Mollies will readily breed in a 10-gallon tank. The breeding process is relatively straightforward:

  • House one male and one female molly together
  • Provide good water quality and a healthy diet
  • The female will give birth to 20-40 fry
  • Leave fry in the tank or move them to a separate rearing tank

However, breeding mollies in a 10-gallon tank can quickly lead to overcrowding. It is recommended to move the pregnant female to a breeding tank so you can control the fry population.

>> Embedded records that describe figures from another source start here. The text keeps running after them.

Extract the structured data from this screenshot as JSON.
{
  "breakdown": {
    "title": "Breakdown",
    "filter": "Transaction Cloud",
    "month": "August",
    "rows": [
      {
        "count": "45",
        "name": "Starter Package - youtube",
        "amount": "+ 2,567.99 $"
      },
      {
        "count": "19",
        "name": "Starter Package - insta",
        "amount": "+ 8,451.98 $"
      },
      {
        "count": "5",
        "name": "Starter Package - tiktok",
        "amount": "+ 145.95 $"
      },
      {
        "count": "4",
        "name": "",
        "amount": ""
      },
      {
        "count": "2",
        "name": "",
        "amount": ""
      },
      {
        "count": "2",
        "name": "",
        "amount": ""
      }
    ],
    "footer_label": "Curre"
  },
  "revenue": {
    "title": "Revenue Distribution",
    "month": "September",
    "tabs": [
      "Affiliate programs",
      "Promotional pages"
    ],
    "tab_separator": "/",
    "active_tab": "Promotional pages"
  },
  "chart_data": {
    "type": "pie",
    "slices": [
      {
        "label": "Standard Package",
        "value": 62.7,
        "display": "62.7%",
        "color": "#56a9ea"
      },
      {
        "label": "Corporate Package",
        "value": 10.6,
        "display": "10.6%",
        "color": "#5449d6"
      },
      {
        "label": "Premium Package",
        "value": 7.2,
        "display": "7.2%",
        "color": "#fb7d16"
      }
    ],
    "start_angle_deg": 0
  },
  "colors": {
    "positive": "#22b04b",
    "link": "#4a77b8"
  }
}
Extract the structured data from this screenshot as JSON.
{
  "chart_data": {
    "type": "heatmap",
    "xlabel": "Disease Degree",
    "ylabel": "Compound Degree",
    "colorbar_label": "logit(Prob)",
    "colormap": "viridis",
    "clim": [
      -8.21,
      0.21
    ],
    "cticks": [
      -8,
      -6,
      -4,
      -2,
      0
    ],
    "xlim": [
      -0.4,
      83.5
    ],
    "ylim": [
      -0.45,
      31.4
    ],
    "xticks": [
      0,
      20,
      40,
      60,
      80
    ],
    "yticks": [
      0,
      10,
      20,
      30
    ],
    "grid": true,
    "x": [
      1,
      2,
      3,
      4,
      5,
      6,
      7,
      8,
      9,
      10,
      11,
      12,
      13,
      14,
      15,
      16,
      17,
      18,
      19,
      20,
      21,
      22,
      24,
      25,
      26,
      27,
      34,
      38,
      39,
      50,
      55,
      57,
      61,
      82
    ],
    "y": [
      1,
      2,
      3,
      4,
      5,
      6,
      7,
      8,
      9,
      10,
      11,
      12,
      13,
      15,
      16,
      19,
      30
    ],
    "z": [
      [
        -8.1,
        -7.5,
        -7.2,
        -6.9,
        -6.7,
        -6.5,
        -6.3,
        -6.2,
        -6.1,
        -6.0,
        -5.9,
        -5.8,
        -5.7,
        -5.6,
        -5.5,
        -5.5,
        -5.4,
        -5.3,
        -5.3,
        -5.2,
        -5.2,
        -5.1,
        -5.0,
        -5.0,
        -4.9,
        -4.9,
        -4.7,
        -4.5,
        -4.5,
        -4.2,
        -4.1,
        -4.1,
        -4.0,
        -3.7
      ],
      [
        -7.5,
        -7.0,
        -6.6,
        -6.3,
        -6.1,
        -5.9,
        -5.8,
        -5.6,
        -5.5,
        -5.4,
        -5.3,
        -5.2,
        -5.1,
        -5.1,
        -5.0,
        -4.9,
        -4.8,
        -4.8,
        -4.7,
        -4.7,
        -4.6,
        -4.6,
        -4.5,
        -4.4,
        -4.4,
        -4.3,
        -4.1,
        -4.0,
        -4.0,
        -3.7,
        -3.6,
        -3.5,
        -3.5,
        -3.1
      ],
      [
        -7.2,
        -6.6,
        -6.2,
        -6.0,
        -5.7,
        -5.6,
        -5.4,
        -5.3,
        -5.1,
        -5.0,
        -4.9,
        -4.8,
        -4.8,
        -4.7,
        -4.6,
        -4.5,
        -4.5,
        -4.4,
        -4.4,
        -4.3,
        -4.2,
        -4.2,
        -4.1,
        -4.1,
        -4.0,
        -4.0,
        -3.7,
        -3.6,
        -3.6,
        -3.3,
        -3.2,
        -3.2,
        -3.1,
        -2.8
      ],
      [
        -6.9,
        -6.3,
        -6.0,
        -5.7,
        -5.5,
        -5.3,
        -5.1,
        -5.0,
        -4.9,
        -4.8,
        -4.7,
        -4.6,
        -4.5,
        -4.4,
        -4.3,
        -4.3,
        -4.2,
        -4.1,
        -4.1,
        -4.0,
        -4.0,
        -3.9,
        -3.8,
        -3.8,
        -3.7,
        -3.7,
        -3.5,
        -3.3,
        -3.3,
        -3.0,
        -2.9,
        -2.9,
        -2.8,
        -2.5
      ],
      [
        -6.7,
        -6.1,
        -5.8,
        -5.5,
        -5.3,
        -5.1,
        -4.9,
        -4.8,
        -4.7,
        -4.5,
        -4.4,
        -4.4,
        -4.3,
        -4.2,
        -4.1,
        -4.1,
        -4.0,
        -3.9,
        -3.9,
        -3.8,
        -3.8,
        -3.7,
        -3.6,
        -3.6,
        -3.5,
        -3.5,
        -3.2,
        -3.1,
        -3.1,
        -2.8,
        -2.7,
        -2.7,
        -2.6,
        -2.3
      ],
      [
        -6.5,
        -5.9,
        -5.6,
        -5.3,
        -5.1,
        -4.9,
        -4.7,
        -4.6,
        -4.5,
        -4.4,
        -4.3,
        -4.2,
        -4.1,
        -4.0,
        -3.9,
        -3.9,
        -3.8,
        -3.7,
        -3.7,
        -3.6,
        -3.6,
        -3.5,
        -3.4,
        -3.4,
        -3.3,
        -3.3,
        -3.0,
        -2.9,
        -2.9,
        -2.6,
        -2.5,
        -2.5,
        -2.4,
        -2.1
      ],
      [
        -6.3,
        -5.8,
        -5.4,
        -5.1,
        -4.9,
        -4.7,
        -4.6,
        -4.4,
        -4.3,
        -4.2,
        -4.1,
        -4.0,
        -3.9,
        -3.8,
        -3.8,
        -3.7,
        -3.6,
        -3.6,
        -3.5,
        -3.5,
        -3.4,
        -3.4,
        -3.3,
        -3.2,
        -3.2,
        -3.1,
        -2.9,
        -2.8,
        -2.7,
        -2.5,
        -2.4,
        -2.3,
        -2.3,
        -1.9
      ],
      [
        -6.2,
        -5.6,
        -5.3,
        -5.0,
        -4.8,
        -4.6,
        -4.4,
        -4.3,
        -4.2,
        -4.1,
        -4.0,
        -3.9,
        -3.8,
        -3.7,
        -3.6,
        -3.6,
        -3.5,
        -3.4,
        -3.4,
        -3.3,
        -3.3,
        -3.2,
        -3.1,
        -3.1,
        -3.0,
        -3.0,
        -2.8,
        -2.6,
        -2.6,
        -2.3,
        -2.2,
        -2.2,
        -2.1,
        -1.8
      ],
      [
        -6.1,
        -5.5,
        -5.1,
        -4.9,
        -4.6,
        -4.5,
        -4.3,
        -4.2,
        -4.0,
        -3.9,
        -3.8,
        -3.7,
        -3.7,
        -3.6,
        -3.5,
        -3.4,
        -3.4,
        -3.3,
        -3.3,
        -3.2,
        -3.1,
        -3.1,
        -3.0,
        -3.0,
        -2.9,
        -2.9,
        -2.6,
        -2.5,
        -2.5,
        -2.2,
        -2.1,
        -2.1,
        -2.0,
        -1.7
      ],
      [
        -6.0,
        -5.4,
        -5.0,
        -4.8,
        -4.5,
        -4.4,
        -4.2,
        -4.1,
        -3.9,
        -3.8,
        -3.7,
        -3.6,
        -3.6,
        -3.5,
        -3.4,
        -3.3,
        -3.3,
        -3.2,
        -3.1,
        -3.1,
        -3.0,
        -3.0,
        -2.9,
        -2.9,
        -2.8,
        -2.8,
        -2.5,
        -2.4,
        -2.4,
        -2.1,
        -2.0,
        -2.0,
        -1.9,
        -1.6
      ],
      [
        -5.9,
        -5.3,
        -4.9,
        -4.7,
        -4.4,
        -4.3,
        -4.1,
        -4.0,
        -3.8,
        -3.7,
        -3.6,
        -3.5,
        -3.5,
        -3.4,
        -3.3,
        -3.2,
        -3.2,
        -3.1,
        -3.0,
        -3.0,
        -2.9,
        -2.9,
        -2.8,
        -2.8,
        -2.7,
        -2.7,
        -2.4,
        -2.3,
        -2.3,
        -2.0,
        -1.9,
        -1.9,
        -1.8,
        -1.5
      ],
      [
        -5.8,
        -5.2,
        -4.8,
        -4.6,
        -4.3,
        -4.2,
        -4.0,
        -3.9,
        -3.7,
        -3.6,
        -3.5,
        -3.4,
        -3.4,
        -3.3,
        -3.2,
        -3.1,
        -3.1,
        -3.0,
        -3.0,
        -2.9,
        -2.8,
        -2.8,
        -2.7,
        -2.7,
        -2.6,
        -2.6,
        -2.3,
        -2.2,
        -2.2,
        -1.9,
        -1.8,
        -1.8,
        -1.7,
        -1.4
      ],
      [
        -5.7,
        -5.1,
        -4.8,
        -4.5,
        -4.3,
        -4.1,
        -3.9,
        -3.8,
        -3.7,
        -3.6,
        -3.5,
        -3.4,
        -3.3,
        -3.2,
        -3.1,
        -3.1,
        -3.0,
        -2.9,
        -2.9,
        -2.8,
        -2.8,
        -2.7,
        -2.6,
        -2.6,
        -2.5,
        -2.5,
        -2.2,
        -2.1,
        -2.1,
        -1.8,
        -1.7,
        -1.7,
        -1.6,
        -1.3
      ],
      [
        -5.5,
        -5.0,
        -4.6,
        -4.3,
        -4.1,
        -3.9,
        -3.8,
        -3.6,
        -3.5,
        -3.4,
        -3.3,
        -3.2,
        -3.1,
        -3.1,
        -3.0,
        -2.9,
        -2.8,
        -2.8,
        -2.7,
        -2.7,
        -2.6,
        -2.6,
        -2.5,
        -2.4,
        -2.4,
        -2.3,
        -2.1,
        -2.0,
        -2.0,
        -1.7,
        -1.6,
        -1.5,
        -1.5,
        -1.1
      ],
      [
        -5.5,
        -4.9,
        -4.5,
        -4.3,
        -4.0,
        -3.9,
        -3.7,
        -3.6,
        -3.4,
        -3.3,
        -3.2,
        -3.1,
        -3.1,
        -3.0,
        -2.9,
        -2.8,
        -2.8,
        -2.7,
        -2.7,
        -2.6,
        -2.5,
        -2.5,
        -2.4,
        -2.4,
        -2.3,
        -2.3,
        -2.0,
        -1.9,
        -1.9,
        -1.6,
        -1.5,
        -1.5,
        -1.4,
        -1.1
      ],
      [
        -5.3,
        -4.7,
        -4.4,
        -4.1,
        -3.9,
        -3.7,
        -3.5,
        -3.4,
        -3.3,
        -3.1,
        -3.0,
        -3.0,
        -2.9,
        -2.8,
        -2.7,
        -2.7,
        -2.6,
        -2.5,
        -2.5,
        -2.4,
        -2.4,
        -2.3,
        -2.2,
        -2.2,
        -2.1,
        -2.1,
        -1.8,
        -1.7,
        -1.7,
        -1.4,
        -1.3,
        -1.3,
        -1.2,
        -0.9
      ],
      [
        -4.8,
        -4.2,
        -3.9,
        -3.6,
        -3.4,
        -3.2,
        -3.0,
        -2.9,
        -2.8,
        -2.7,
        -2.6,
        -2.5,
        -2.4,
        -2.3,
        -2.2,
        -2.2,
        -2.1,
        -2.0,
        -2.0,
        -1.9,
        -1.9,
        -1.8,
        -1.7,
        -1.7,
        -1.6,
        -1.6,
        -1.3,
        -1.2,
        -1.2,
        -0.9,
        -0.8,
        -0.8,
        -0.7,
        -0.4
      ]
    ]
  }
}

The 10-gallon tank simply won’t have room for an unexpected molly explosion.

The Pros of Keeping 4 Mollies in a 10-Gallon Tank

Here are some of the benefits of housing 4 mollies in a 10-gallon tank:

  • Active schooling fish for a small tank
  • Relatively hardy fish, good for beginners
  • Peaceful community fish
  • Fun to watch them interact and swim together
  • Brings color and activity to a small tank

A group of 4 mollies creates an active community in a 10-gallon aquarium. Their schooling behavior is entertaining to observe in a compact space.

The Cons of Keeping 4 Mollies in a 10-Gallon Tank

While doable, there are also some downsides to keeping 4 mollies in a 10-gallon tank:

  • Increased filtration requirements
  • Frequent water changes needed
  • Possibility of stunting molly growth
  • Risk of breeding leading to overstocking
  • Less swimming room than ideal

The main difficulties involve maintaining good water quality. Their bioload will quickly deteriorate water conditions without diligent tank maintenance. You also run the risk of stunting their growth unless you upgrade tanks later on.


In summary, it is possible to house 4 mollies in a 10-gallon tank. However, a larger tank is preferable to give them adequate swimming space. If keeping them in a 10-gallon aquarium, be prepared to stay on top of tank maintenance and filtration requirements. Perform frequent water changes, feed a proper diet, and test the water regularly. With good husbandry, 4 mollies can thrive in a small community tank.